Endlich haben wir wieder eine Debatte. Sogar eine, von der ein Kolumnist bei „Spiegel Online“ meint, sie werde das Land verändern. Es geht um Rassismus. Auf diesen nämlich beruft sich Mesut Özil in der dreiteiligen Verlautbarung, mit der er seinen Rücktritt aus der Fußball-Nationalmannschaft erklärt hat. Folgt man den Reaktionen in den Medien, ist das nicht nur Mesut Özils Thema, sondern das aller Menschen mit (und ohne) Migrationshintergrund in Deutschland. Eben waren wir noch das Land der Willkommenskultur, nun sind wir eines, das der Zuschreibung des türkischen Präsidenten Erdogan entspricht – im Kern faschistisch. Wie twitterte der AKP-Abgeordnete Kerem Abadi? „Seit Adolf Hitler hat sich nicht vieles geändert in Deutschland. Rassismus wurde nur zeitgenössisch modernisiert.“ Erdogan selbst indes „küsst“ Mesut Özil „die Augen“, will heißen: Er ist ihm unendlich dankbar. Diese Dankbarkeit wird Erdogan bei seinem Staatsbesuch im Herbst in Berlin sicherlich noch einmal unterstreichen.

Es ist schon erstaunlich, wie viele schnell über den Stock springen, den Mesut Özil oder, wie manche vermuten, sein Berater Erkut Sögüt, hingehalten hat. Ihr in nicht leicht zu übersetzendem Englisch verfasster Text handelt von Özils innerer Zerrissenheit und von der Erfahrung, niemals richtig anerkannt worden zu sein. Er gipfelt in der Feststellung, dass er, habe die Mannschaft gewonnen, als Deutscher gegolten habe, bei einer Niederlage aber der ewige Türke geblieben sei.

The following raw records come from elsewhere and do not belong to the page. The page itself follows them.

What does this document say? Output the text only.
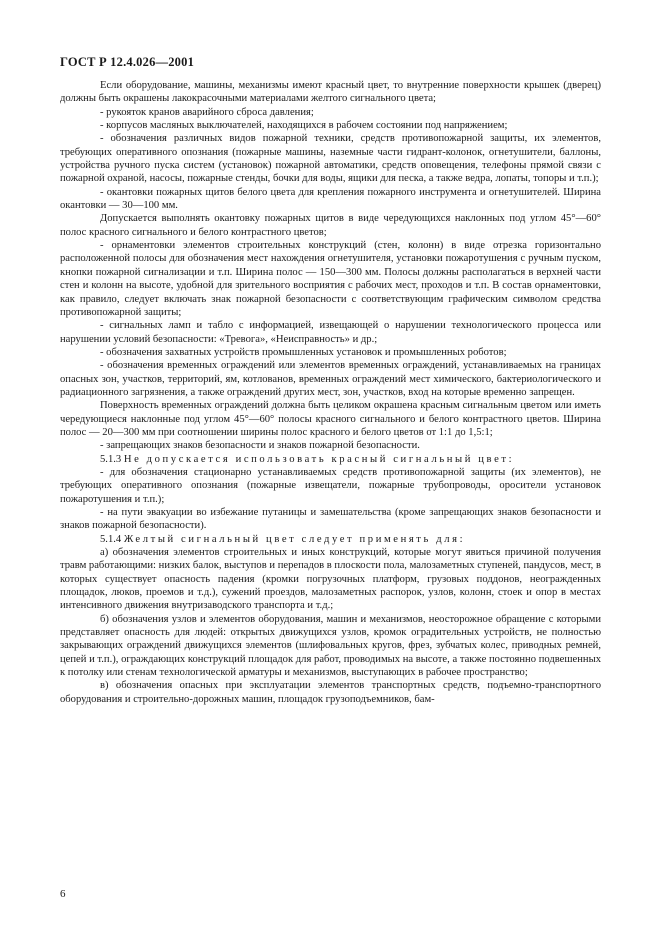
ГОСТ Р 12.4.026—2001

Если оборудование, машины, механизмы имеют красный цвет, то внутренние поверхности крышек (дверец) должны быть окрашены лакокрасочными материалами желтого сигнального цвета;

- рукояток кранов аварийного сброса давления;

- корпусов масляных выключателей, находящихся в рабочем состоянии под напряжением;

- обозначения различных видов пожарной техники, средств противопожарной защиты, их элементов, требующих оперативного опознания (пожарные машины, наземные части гидрант-колонок, огнетушители, баллоны, устройства ручного пуска систем (установок) пожарной автоматики, средств оповещения, телефоны прямой связи с пожарной охраной, насосы, пожарные стенды, бочки для воды, ящики для песка, а также ведра, лопаты, топоры и т.п.);

- окантовки пожарных щитов белого цвета для крепления пожарного инструмента и огнетушителей. Ширина окантовки — 30—100 мм.

Допускается выполнять окантовку пожарных щитов в виде чередующихся наклонных под углом 45°—60° полос красного сигнального и белого контрастного цветов;

- орнаментовки элементов строительных конструкций (стен, колонн) в виде отрезка горизонтально расположенной полосы для обозначения мест нахождения огнетушителя, установки пожаротушения с ручным пуском, кнопки пожарной сигнализации и т.п. Ширина полос — 150—300 мм. Полосы должны располагаться в верхней части стен и колонн на высоте, удобной для зрительного восприятия с рабочих мест, проходов и т.п. В состав орнаментовки, как правило, следует включать знак пожарной безопасности с соответствующим графическим символом средства противопожарной защиты;

- сигнальных ламп и табло с информацией, извещающей о нарушении технологического процесса или нарушении условий безопасности: «Тревога», «Неисправность» и др.;

- обозначения захватных устройств промышленных установок и промышленных роботов;

- обозначения временных ограждений или элементов временных ограждений, устанавливаемых на границах опасных зон, участков, территорий, ям, котлованов, временных ограждений мест химического, бактериологического и радиационного загрязнения, а также ограждений других мест, зон, участков, вход на которые временно запрещен.

Поверхность временных ограждений должна быть целиком окрашена красным сигнальным цветом или иметь чередующиеся наклонные под углом 45°—60° полосы красного сигнального и белого контрастного цветов. Ширина полос — 20—300 мм при соотношении ширины полос красного и белого цветов от 1:1 до 1,5:1;

- запрещающих знаков безопасности и знаков пожарной безопасности.

5.1.3 Не допускается использовать красный сигнальный цвет:

- для обозначения стационарно устанавливаемых средств противопожарной защиты (их элементов), не требующих оперативного опознания (пожарные извещатели, пожарные трубопроводы, оросители установок пожаротушения и т.п.);

- на пути эвакуации во избежание путаницы и замешательства (кроме запрещающих знаков безопасности и знаков пожарной безопасности).

5.1.4 Желтый сигнальный цвет следует применять для:

а) обозначения элементов строительных и иных конструкций, которые могут явиться причиной получения травм работающими: низких балок, выступов и перепадов в плоскости пола, малозаметных ступеней, пандусов, мест, в которых существует опасность падения (кромки погрузочных платформ, грузовых поддонов, неогражденных площадок, люков, проемов и т.д.), сужений проездов, малозаметных распорок, узлов, колонн, стоек и опор в местах интенсивного движения внутризаводского транспорта и т.д.;

б) обозначения узлов и элементов оборудования, машин и механизмов, неосторожное обращение с которыми представляет опасность для людей: открытых движущихся узлов, кромок оградительных устройств, не полностью закрывающих ограждений движущихся элементов (шлифовальных кругов, фрез, зубчатых колес, приводных ремней, цепей и т.п.), ограждающих конструкций площадок для работ, проводимых на высоте, а также постоянно подвешенных к потолку или стенам технологической арматуры и механизмов, выступающих в рабочее пространство;

в) обозначения опасных при эксплуатации элементов транспортных средств, подъемно-транспортного оборудования и строительно-дорожных машин, площадок грузоподъемников, бам-

6
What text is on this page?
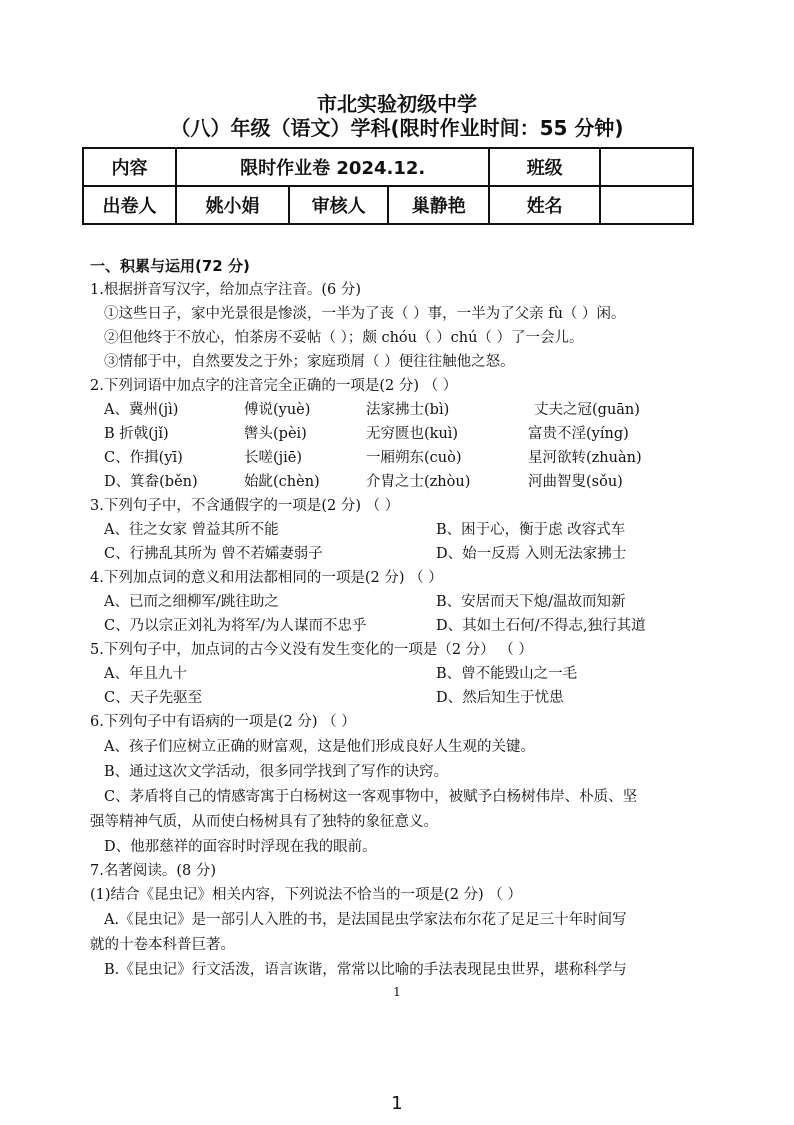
市北实验初级中学
（八）年级（语文）学科(限时作业时间：55 分钟)
内容	限时作业卷 2024.12.			班级	
出卷人	姚小娟	审核人	巢静艳	姓名	
一、积累与运用(72 分)
1.根据拼音写汉字，给加点字注音。(6 分)
①这些日子，家中光景很是惨淡，一半为了丧（ ）事，一半为了父亲 fù（ ）闲。
②但他终于不放心，怕茶房不妥帖（ ）；颇 chóu（ ）chú（ ）了一会儿。
③情郁于中，自然要发之于外；家庭琐屑（ ）便往往触他之怒。
2.下列词语中加点字的注音完全正确的一项是(2 分) （ ）
A、冀州(jì)	傅说(yuè)	法家拂士(bì)	丈夫之冠(guān)
B 折戟(jǐ)	辔头(pèi)	无穷匮也(kuì)	富贵不淫(yíng)
C、作揖(yī)	长嗟(jiē)	一厢朔东(cuò)	星河欲转(zhuàn)
D、箕畚(běn)	始龀(chèn)	介胄之士(zhòu)	河曲智叟(sǒu)
3.下列句子中，不含通假字的一项是(2 分) （ ）
A、往之女家 曾益其所不能	B、困于心，衡于虑 改容式车
C、行拂乱其所为 曾不若孀妻弱子	D、始一反焉 入则无法家拂士
4.下列加点词的意义和用法都相同的一项是(2 分) （ ）
A、已而之细柳军/跳往助之	B、安居而天下熄/温故而知新
C、乃以宗正刘礼为将军/为人谋而不忠乎	D、其如土石何/不得志,独行其道
5.下列句子中，加点词的古今义没有发生变化的一项是（2 分） （ ）
A、年且九十	B、曾不能毁山之一毛
C、天子先驱至	D、然后知生于忧患
6.下列句子中有语病的一项是(2 分) （ ）
A、孩子们应树立正确的财富观，这是他们形成良好人生观的关键。
B、通过这次文学活动，很多同学找到了写作的诀窍。
C、茅盾将自己的情感寄寓于白杨树这一客观事物中，被赋予白杨树伟岸、朴质、坚
强等精神气质，从而使白杨树具有了独特的象征意义。
D、他那慈祥的面容时时浮现在我的眼前。
7.名著阅读。(8 分)
(1)结合《昆虫记》相关内容，下列说法不恰当的一项是(2 分) （ ）
A.《昆虫记》是一部引人入胜的书，是法国昆虫学家法布尔花了足足三十年时间写
就的十卷本科普巨著。
B.《昆虫记》行文活泼，语言诙谐，常常以比喻的手法表现昆虫世界，堪称科学与
1
1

Diese Klage über fehlende Anerkennung, über ein Fremdbleiben im eigenen Land, sollte man nicht geringschätzen oder für einen Einzelfall halten. Im Internet ist daraus der Hashtag „MeTwo“ geworden, unter dem Menschen von Rassismus und Diskriminierung im Alltag berichten. Aber man sollte dies bei jemandem wie Mesut Özil, der bis zuletzt der unumstrittene Lieblingsspieler des Nationaltrainers Jogi Löw war, doch mit einem Fragezeichen versehen dürfen. Ist er, der sich vorher und nachher zu nichts erklärt, sondern nur lächelt, die richtige Identifikationsfigur – für gelungene Integration und gegen Rassismus?

Die Kritik an seinem PR-Auftritt mit Erdogan war überzogen, die Haltung des DFB war hilflos. Doch hat das weniger mit Rassismus, sondern mit dem Umstand zu tun, dass Mesut Özil auch ein wichtiger Botschafter der Nationalmannschaft mit Blick auf die Bewerbung um die Ausrichtung der Fußball-Europameisterschaft 2024 war, um welche Deutschland bekanntlich mit der Türkei konkurriert.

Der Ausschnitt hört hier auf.